サッカーの話をしよう

No.545 2005年のルール改正は?

 「頭が出たらオフサイド、手が出てもオンサイド?」
 年にいちど開催されて今年が第119回になる「国際サッカー評議会」(IFAB)の年次総会が、今週土曜日(26日)、イギリスの南ウェールズ、カーディフ市の郊外にあるミスキン・マナーと呼ばれるホテルで開催される。
 サッカーの競技ルールの改正ができる唯一の機関であるIFAB。サッカー発祥の地であるイギリスの4つのサッカー協会(イングランド、スコットランド、ウェールズ、北アイルランド)と、国際サッカー連盟(FIFA)の五者で構成されている。
 ルール改正には、8つの投票権のうち4分の3、すなわち6票以上が必要だ。投票権は、イギリスの各協会が1票、FIFAが4票という内訳だから、イギリスだけでは決められない、FIFAだけでも決められない。FIFAの会長がどんなに「優れた」アイデアを思いついても、競技ルールはすぐには変えられないというところに、この制度の今日的な意味がある。

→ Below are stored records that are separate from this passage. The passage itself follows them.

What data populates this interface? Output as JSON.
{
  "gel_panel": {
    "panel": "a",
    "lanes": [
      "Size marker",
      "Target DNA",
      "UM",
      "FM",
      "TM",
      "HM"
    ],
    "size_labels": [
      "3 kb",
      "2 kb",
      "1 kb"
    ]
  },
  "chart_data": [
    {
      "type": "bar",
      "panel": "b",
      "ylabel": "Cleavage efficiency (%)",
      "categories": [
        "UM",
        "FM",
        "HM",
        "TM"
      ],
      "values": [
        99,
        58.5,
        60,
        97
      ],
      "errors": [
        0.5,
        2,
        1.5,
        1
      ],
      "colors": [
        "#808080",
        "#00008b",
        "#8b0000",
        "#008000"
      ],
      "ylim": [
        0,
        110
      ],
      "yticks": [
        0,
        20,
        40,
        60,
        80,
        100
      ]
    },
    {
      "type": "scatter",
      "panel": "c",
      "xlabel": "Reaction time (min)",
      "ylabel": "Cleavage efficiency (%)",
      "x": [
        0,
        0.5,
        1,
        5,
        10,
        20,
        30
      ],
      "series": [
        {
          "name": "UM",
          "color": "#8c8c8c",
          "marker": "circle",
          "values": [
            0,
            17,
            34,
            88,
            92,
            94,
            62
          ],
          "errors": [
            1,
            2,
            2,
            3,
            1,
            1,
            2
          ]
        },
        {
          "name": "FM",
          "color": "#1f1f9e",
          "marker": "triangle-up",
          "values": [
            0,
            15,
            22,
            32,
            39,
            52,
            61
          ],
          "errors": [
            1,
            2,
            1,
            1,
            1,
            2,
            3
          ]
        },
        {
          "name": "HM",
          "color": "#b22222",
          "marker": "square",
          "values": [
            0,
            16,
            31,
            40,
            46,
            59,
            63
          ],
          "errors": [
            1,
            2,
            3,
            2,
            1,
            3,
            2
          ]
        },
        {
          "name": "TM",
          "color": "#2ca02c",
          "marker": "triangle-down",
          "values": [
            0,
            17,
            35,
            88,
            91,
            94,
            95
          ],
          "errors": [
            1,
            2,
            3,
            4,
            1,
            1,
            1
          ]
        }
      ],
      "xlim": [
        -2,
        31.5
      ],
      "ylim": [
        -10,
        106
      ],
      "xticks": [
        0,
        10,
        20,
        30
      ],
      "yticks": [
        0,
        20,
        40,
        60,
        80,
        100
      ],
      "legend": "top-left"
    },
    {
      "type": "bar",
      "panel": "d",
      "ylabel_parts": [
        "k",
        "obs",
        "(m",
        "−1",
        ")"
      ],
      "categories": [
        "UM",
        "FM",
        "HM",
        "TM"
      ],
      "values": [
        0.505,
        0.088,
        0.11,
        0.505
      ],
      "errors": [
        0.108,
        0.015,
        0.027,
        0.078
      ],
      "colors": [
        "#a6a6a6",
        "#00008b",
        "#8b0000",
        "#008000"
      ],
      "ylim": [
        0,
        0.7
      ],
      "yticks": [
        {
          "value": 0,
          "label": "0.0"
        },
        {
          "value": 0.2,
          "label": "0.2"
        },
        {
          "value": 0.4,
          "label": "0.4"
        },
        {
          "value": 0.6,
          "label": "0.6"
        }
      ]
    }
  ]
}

 さて、ことしのIFABでは、16のルール改正案が検討のまな板に乗る。提案者は、5案件がFIFA、10案件がウェールズ協会、そして残りの1案件がスコットランド協会。開催地元のウェールズの張り切りぶりがうかがえて、何かほほえましい。
 だがそのなかには、「オフサイドになるのは、相手ペナルティーエリア内だけ」などという却下必至の提案もある。解釈を明確にするための条文表現の改訂など細かな提案を除くと、私が最も興味を引かれたのは、オフサイドに関するFIFAの提案だ。
 「後方から2人目の相手競技者より相手ゴールラインに近い」という規定を明確にするため、この条項に新しく「国際評議会の決定事項」(ルールの条文外に規定され、ルールと同様の拘束力をもつ)を付け加え、「頭、体幹、足のいずれかが出ていれば」という表現を盛り込むというのだ。

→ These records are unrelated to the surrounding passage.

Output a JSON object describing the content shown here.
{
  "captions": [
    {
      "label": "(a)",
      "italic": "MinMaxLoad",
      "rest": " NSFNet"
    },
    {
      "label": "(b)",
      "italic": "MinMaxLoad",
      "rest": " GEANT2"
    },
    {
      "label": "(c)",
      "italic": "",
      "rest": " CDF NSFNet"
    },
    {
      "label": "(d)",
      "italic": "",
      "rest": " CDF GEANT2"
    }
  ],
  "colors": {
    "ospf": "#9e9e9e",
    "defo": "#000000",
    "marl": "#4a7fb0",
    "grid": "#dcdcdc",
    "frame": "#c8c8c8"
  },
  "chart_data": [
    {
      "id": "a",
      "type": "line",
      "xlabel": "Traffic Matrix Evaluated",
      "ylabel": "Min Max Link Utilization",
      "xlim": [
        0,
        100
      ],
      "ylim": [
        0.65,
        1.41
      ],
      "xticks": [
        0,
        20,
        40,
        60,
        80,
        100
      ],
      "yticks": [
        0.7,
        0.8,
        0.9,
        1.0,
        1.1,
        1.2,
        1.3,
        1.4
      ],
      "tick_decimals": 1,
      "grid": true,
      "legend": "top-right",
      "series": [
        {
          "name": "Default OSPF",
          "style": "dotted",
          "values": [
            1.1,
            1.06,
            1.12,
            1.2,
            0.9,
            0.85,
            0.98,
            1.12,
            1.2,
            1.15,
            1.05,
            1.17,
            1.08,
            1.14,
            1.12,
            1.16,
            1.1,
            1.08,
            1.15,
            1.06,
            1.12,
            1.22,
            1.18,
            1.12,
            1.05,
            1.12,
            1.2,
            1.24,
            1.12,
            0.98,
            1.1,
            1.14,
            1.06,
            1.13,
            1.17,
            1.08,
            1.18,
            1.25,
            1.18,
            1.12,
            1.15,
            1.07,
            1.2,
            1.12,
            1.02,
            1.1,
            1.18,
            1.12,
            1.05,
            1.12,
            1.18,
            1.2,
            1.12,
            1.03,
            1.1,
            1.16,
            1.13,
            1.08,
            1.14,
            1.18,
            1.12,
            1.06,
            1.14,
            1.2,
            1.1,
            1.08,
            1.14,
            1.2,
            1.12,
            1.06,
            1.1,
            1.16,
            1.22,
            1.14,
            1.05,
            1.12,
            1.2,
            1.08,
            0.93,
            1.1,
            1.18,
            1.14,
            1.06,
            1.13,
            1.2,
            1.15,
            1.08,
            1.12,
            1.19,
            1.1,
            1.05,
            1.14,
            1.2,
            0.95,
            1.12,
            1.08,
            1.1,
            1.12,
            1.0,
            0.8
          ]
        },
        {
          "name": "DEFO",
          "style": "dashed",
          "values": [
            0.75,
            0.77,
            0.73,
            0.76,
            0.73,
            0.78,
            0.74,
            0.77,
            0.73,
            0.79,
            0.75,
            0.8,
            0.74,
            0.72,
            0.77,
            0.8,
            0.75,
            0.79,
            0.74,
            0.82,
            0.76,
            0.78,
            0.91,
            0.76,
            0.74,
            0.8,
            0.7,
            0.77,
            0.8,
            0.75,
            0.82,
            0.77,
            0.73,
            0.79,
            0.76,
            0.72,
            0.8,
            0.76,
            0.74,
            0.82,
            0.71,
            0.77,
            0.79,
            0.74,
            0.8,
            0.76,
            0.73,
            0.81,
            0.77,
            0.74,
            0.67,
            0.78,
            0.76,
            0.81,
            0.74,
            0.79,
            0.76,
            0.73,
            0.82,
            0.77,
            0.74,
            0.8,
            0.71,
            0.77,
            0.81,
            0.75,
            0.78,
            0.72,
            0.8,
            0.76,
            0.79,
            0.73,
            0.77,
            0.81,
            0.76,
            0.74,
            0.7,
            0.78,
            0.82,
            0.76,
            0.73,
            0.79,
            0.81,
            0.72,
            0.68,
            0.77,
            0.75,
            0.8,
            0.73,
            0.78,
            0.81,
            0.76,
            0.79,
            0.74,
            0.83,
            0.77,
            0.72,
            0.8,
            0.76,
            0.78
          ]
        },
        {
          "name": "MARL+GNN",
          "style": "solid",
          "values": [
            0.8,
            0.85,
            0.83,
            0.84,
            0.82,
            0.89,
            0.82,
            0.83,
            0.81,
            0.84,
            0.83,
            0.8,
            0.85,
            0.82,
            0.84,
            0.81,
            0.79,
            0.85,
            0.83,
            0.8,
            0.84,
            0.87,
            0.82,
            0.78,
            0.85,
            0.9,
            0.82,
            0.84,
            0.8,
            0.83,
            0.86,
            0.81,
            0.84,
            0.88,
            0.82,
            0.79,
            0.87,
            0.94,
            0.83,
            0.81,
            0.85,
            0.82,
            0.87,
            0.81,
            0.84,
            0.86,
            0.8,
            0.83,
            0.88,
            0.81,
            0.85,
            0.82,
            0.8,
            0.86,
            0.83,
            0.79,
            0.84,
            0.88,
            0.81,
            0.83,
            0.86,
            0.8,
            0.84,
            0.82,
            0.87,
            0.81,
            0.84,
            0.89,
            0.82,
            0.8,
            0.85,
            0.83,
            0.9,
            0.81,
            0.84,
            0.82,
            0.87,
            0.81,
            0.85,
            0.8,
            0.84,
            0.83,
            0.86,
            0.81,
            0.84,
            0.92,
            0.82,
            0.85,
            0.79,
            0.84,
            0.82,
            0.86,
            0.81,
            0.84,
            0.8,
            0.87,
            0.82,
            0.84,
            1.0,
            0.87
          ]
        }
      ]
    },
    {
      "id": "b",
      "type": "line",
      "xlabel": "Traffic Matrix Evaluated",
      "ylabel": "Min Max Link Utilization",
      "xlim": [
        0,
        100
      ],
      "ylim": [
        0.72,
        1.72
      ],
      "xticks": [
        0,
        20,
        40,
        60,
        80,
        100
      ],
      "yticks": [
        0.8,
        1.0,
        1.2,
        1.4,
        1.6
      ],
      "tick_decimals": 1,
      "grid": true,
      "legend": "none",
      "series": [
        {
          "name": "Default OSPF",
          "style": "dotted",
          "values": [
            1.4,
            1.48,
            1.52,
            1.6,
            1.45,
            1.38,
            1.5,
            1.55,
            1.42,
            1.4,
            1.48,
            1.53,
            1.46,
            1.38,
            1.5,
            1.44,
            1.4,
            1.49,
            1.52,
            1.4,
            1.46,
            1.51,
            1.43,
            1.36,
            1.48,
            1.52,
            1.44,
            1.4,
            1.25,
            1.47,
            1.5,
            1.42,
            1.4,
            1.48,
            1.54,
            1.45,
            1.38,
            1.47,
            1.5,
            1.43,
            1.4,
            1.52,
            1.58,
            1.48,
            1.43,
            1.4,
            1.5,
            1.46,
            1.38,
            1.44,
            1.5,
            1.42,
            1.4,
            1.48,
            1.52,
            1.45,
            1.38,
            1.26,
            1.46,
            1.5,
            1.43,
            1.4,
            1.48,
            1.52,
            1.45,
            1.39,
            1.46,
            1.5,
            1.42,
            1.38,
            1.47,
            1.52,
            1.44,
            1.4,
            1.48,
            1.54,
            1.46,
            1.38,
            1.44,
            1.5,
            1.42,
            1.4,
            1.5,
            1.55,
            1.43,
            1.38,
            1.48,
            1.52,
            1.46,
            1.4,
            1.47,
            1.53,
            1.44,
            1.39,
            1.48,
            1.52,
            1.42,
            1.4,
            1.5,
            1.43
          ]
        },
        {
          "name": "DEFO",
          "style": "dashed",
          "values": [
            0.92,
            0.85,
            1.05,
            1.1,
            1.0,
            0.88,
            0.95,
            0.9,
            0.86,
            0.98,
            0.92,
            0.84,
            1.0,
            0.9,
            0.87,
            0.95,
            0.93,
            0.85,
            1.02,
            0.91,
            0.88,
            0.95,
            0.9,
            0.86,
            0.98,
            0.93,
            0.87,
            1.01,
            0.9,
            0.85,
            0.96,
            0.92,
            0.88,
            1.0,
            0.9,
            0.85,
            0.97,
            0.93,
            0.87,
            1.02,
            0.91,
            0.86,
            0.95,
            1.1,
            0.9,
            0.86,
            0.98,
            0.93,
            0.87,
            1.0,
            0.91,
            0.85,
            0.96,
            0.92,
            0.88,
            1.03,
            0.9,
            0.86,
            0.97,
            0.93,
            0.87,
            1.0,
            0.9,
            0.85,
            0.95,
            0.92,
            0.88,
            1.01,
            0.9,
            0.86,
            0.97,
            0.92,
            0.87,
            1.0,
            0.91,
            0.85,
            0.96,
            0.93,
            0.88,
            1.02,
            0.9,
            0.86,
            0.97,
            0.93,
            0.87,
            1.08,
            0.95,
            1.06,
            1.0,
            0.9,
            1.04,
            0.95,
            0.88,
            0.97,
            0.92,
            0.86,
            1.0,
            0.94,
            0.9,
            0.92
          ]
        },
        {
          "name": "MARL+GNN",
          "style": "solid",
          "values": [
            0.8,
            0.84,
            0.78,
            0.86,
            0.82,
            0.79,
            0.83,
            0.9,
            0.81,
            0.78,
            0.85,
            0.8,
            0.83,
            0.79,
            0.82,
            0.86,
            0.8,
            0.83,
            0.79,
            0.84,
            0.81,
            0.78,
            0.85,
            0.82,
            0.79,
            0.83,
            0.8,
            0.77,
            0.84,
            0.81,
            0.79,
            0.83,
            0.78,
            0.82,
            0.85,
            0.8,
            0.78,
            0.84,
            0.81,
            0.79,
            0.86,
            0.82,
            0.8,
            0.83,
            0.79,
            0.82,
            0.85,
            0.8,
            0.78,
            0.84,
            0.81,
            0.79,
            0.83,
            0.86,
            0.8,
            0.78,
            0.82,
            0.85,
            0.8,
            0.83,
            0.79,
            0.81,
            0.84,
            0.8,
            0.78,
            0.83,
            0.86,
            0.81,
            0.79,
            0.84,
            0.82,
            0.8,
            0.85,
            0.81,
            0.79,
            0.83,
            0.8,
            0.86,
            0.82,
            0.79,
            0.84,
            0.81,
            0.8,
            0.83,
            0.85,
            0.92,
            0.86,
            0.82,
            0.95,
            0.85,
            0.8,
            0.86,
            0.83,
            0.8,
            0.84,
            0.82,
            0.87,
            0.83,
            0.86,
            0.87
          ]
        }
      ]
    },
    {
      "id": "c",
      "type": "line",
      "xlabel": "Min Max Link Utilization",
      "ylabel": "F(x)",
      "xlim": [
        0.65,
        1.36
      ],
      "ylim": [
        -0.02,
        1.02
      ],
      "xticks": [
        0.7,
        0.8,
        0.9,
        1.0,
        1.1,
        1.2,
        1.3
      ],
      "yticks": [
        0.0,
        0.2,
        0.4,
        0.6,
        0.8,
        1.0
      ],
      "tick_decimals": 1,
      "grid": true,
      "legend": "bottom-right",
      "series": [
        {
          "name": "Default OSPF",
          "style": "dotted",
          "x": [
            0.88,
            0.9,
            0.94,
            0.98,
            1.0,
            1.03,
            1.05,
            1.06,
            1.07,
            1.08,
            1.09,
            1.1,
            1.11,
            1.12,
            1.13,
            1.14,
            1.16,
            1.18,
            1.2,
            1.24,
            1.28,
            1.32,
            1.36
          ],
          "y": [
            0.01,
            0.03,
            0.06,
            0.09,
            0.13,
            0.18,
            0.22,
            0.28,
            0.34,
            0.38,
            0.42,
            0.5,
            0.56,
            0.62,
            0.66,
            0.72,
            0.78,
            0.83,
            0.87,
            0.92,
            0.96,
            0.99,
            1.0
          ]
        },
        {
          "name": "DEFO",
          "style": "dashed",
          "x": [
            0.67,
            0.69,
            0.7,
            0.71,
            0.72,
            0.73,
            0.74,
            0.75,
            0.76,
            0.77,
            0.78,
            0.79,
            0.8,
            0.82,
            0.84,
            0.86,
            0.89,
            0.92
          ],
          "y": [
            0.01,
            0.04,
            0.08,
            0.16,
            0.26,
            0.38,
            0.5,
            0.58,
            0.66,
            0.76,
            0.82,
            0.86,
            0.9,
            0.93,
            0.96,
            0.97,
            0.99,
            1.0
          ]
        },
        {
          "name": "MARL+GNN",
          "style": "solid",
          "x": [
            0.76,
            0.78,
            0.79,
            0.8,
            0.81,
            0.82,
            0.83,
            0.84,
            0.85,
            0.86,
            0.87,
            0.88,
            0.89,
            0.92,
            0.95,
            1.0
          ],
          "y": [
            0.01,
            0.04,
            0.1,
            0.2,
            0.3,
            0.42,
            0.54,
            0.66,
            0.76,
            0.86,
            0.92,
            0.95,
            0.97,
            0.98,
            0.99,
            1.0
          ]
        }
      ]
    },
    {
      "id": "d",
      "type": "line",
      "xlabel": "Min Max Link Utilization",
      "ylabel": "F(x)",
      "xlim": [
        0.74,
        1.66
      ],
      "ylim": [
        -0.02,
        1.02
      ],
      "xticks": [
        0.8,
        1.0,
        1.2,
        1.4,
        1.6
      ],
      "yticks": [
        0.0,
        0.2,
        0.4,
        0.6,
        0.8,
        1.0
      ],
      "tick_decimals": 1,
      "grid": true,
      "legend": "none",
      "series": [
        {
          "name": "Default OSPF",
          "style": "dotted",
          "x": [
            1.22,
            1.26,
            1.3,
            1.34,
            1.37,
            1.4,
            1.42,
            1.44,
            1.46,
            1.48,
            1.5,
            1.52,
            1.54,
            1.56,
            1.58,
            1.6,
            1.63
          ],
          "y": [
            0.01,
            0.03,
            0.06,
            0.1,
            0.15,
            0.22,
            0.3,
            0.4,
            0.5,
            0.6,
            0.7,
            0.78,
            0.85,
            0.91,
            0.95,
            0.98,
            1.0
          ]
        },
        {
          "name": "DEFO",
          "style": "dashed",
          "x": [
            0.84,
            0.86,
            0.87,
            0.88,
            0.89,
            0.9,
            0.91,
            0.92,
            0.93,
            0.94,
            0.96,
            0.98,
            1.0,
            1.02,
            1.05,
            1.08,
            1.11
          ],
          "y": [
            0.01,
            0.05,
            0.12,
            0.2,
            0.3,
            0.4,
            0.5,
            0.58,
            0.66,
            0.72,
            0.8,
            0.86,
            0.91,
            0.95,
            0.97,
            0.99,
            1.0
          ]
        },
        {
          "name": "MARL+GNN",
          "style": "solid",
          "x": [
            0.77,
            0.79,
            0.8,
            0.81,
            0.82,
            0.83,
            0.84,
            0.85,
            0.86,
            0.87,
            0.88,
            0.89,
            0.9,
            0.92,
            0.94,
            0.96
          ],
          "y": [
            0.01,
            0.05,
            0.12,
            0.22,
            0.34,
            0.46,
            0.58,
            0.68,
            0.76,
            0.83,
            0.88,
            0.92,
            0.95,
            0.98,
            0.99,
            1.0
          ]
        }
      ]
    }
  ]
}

 ただし手あるいは腕が前に出ているだけではオフサイドにはならない。手では得点できないからというところに、たくまざるユーモアがある。
 「前に出ているかどうか」の判断は、これまで明確な規定がなかった。ただ、レフェリー間の国際的な合意として、「体の中心線」を目安として判断してきた。もし今回の改正案が可決されれば、これまでの判断基準とは少し異なるものの、基準自体は明確になり、副審には大きな助けになるのではないだろうか。
 この提案のほかにも興味深い改正案がいくつかある。ゴールした後に攻撃側の選手がボールを拾おうとすることへの妨害に対し、キックオフを遅らせる行為として警告にするというFIFAの提案。スローインのとき、相手チームの選手は1・83メートル(2ヤード)以上離れなければならないとするスコットランドの提案。無用なトラブルをなくすためにぜひとも可決してほしい提案だ。

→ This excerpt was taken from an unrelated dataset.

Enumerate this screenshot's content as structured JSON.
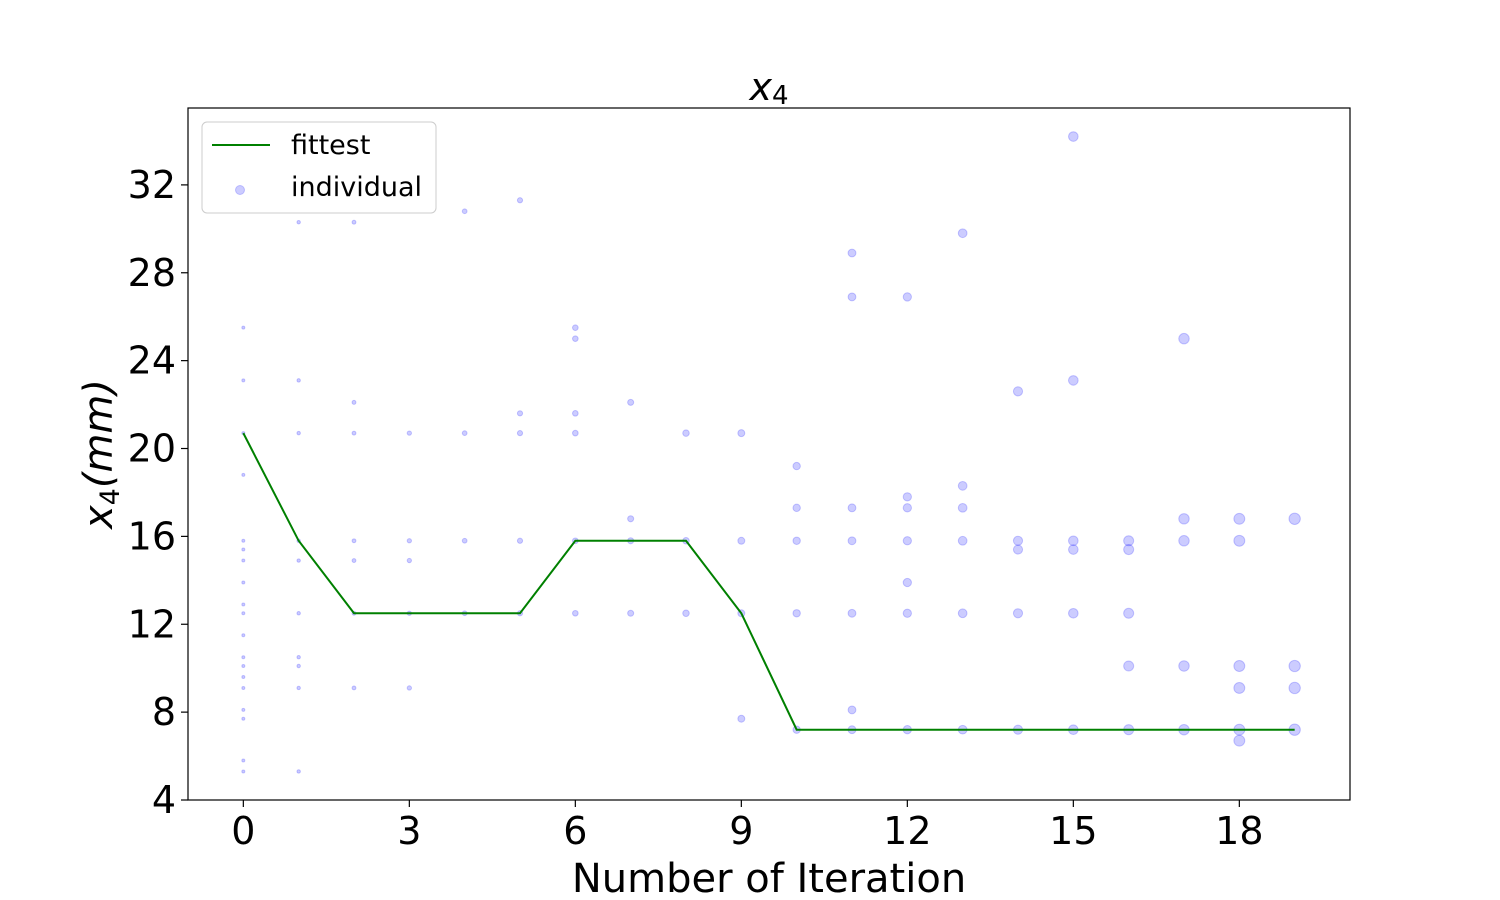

 ことしのIFABでは、スポーツメーカーのアディダス社から、特殊なICチップ型発信機を内蔵したボールの説明が行われる。機械によるゴール判定のためのボールだ。そして、その使用実験を承認するかどうか討議される。
 1月にこの予定が発表されたときには、「FIFAが機械判定導入か」と、大きな話題になった。しかしこの討議はことしのルール改正とは関係がない。IFABから実験が承認されればことしのFIFAコンフェデレーションズカップ(ドイツ)で試し、結果を見て来年のIFABで正式な承認を受け、ワールドカップで使いたいというのが、FIFAの意向だ。
 この派手な話題に、他の案件は影が薄くなってしまっている形だ。しかしことしのIFABにも、重要なルール変更の提案がいくつもある。それを見逃したくない。